I just found some fancy instructions on my box of fancy tea. Which do you prefer?

FOR THE PERFECT CUP OF TEA
Let the whistle of the kettle signal the beginning of your tea experience. Place the silken pyramid bag in your warmed cup. Tumble water just off the boil over the tea. Take 1-2 minutes to anticipate the pleasure. Remove the pyramid and let the aroma & flavor transport you to the Teatulia Gardens.

translation:

DIRECTIONS
Steep in hot water for 1-2 minutes.

  1. chokladkakan answered: The second one.
  2. blanddiva11 answered: That tea is presumptuous and arrogant. I’drdrown those teabags in boiling water
  3. beeborg answered: That box of tea is awfully bossy.
  4. marleymarley answered: The first set of instructions is trying to get you pregnant. DO IT LET’S SEE WHAT HAPPENS.
  5. pocketcontents answered: Wondering why I posted that question about sex toys.
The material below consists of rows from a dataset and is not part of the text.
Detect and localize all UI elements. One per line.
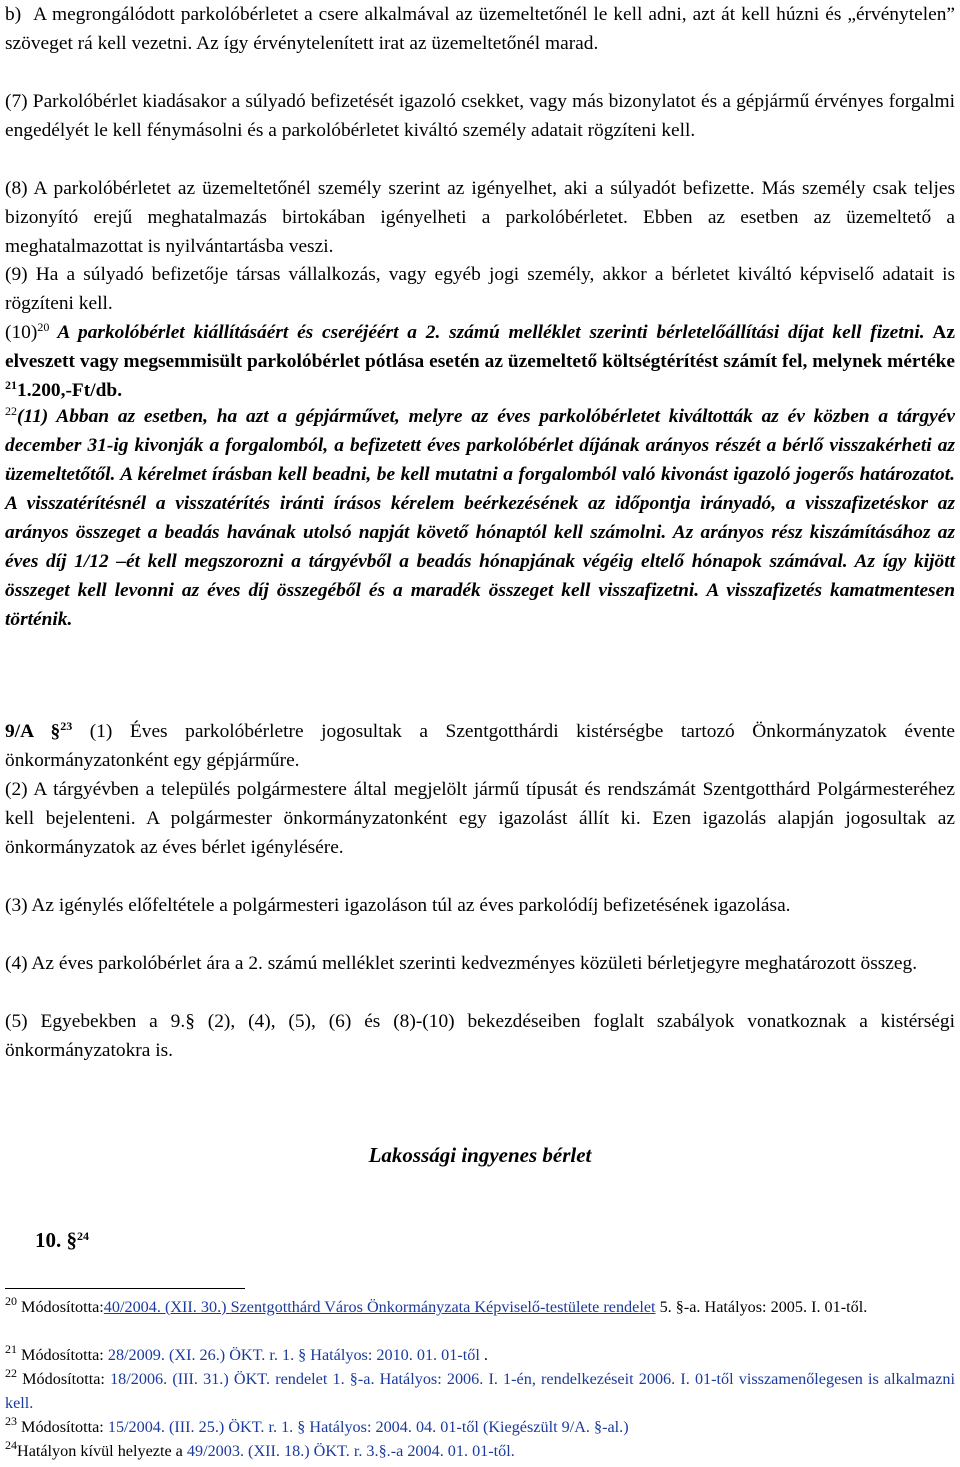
footnote-ref-20[interactable]: 20 — [37, 320, 50, 334]
footnote-22-prefix: Módosította: — [17, 1370, 111, 1388]
paragraph-10-fee-text: A parkolóbérlet kiállításáért és cseréjéért a 2. számú melléklet szerinti bérletelőállítási díjat kell fizetni. — [49, 322, 925, 343]
footnote-separator — [5, 1288, 245, 1289]
section-10-number: 10. § — [35, 1228, 77, 1252]
footnote-24-number: 24 — [5, 1438, 17, 1452]
footnote-23-prefix: Módosította: — [17, 1418, 108, 1436]
paragraph-11 — [5, 402, 955, 634]
section-heading: Lakossági ingyenes bérlet — [368, 1143, 592, 1167]
footnote-21-number: 21 — [5, 1342, 17, 1356]
paragraph-7: (7) Parkolóbérlet kiadásakor a súlyadó befizetését igazoló csekket, vagy más bizonylatot és a gépjármű érvényes forgalmi engedélyét le kell fénymásolni és a parkolóbérletet kiváltó személy adatait rögzíteni kell. — [5, 91, 955, 141]
paragraph-b: b) A megrongálódott parkolóbérletet a csere alkalmával az üzemeltetőnél le kell adni, azt át kell húzni és „érvénytelen” szöveget rá kell vezetni. Az így érvénytelenített irat az üzemeltetőnél marad. — [5, 4, 955, 54]
footnote-24-prefix: Hatályon kívül helyezte a — [17, 1442, 187, 1460]
footnote-23-number: 23 — [5, 1414, 17, 1428]
paragraph-10-replacement-text: Az elveszett vagy megsemmisült parkolóbérlet pótlása esetén az üzemeltető költségtérítést számít fel, melynek mértéke — [5, 322, 956, 372]
footnote-21-prefix: Módosította: — [17, 1346, 108, 1364]
section-9a-paragraph-5: (5) Egyebekben a 9.§ (2), (4), (5), (6) és (8)-(10) bekezdéseiben foglalt szabályok vonatkoznak a kistérségi önkormányzatokra is. — [5, 1011, 955, 1061]
footnote-20-number: 20 — [5, 1294, 17, 1308]
footnote-23 — [5, 1416, 955, 1440]
footnote-ref-22[interactable]: 22 — [5, 404, 17, 418]
footnote-20-prefix: Módosította: — [17, 1298, 104, 1316]
section-10-label — [35, 1228, 89, 1253]
footnote-24-link[interactable]: 49/2003. (XII. 18.) ÖKT. r. 3.§.-a 2004. 01. 01-től. — [186, 1442, 515, 1460]
paragraph-9: (9) Ha a súlyadó befizetője társas vállalkozás, vagy egyéb jogi személy, akkor a bérletet kiváltó képviselő adatait is rögzíteni kell. — [5, 264, 955, 314]
section-9a-paragraph-2: (2) A tárgyévben a település polgármestere által megjelölt jármű típusát és rendszámát Szentgotthárd Polgármesteréhez kell bejelenteni. A polgármester önkormányzatonként egy igazolást állít ki. Ezen igazolás alapján jogosultak az önkormányzatok az éves bérlet igénylésére. — [5, 779, 955, 858]
footnote-ref-23[interactable]: 23 — [60, 719, 73, 733]
footnote-21-suffix: . — [479, 1346, 488, 1364]
section-9a-paragraph-4: (4) Az éves parkolóbérlet ára a 2. számú melléklet szerinti kedvezményes közületi bérletjegyre meghatározott összeg. — [5, 953, 918, 974]
footnote-ref-24[interactable]: 24 — [77, 1229, 89, 1243]
footnote-24 — [5, 1440, 955, 1464]
footnote-23-link[interactable]: 15/2004. (III. 25.) ÖKT. r. 1. § Hatályos: 2004. 04. 01-től (Kiegészült 9/A. §-al.) — [107, 1418, 629, 1436]
section-9a-paragraph-1 — [5, 717, 955, 775]
section-9a-paragraph-3: (3) Az igénylés előfeltétele a polgármesteri igazoláson túl az éves parkolódíj befizetésének igazolása. — [5, 895, 791, 916]
section-9a-text-1: (1) Éves parkolóbérletre jogosultak a Szentgotthárdi kistérségbe tartozó Önkormányzatok évente önkormányzatonként egy gépjárműre. — [5, 721, 956, 771]
footnote-22-number: 22 — [5, 1366, 17, 1380]
paragraph-10 — [5, 318, 955, 405]
paragraph-11-text: (11) Abban az esetben, ha azt a gépjárművet, melyre az éves parkolóbérletet kiváltották az év közben a tárgyév december 31-ig kivonják a forgalomból, a befizetett éves parkolóbérlet díjának arányos részét a bérlő visszakérheti az üzemeltetőtől. A kérelmet írásban kell beadni, be kell mutatni a forgalomból való kivonást igazoló jogerős határozatot. A visszatérítésnél a visszatérítés iránti írásos kérelem beérkezésének az időpontja irányadó, a visszafizetéskor az arányos összeget a beadás havának utolsó napját követő hónaptól kell számolni. Az arányos rész kiszámításához az éves díj 1/12 –ét kell megszorozni a tárgyévből a beadás hónapjának végéig eltelő hónapok számával. Az így kijött összeget kell levonni az éves díj összegéből és a maradék összeget kell visszafizetni. A visszafizetés kamatmentesen történik. — [5, 406, 955, 630]
footnote-20 — [5, 1296, 955, 1320]
footnote-ref-21[interactable]: 21 — [5, 378, 17, 392]
paragraph-10-amount: 1.200,-Ft/db. — [17, 380, 123, 401]
section-9a-label: 9/A § — [5, 721, 61, 742]
footnote-20-link[interactable]: 40/2004. (XII. 30.) Szentgotthárd Város Önkormányzata Képviselő-testülete rendelet — [103, 1298, 656, 1316]
footnote-20-suffix: 5. §-a. Hatályos: 2005. I. 01-től. — [655, 1298, 868, 1316]
paragraph-10-number: (10) — [5, 322, 38, 343]
footnote-21-link[interactable]: 28/2009. (XI. 26.) ÖKT. r. 1. § Hatályos: 2010. 01. 01-től — [107, 1346, 480, 1364]
paragraph-8: (8) A parkolóbérletet az üzemeltetőnél személy szerint az igényelhet, aki a súlyadót befizette. Más személy csak teljes bizonyító erejű meghatalmazás birtokában igényelheti a parkolóbérletet. Ebben az esetben az üzemeltető a meghatalmazottat is nyilvántartásba veszi. — [5, 178, 955, 257]
footnote-21 — [5, 1344, 955, 1368]
footnote-22 — [5, 1368, 955, 1415]
footnote-22-link[interactable]: 18/2006. (III. 31.) ÖKT. rendelet 1. §-a. Hatályos: 2006. I. 1-én, rendelkezéseit 2006. I. 01-től visszamenőlegesen is alkalmazni kell. — [5, 1370, 955, 1412]
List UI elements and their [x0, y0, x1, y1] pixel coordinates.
Should have been about writing copy.
  6. aesthete answered: Stop trying to sedue me, tea. You already know I love you. I’m happy as long as I get to have you inside me.
  7. relaxationfortricks answered: uhmmmm microwave that shit and stick the bag in. the end
  8. maybeitsrapture answered: Apparently someone needed to make use of their English degree
  9. doug answered: 1-2 minutes? Only if that’s white tea. Green needs 3, black needs 5.
  10. texburgher answered: Pop can tab. Listen for “psssssshht” sound of CO2 being releasd. Drink at comfortable pace. Repeat as possible.
  11. gatsbylives answered: The Fancy Instructions, hands down. Instruction Set #2 = SO BORING.
  12. lilandee answered: Run faucet until water is too hot for bathing; foolishly rip off tail; forget for 20 minutes; scoop out tea bag with fingers.
  13. bailey answered: ANTICIPATE THE PLEASURE, JASON.
  14. beeroux answered: Just make the fucking tea.
  15. sokeri answered: theirs has the words “tumble” as well as “silken pyramid bag” so I’m a little torn.
  16. redcloud answered: TL;DR
  17. drcairns answered: The first one kind of gives me a boner. The second one, not so much.
  18. angelablack answered: I always feel like my shampoo bottle is trying to make out with me these days. Because of the copywriting. Shut it.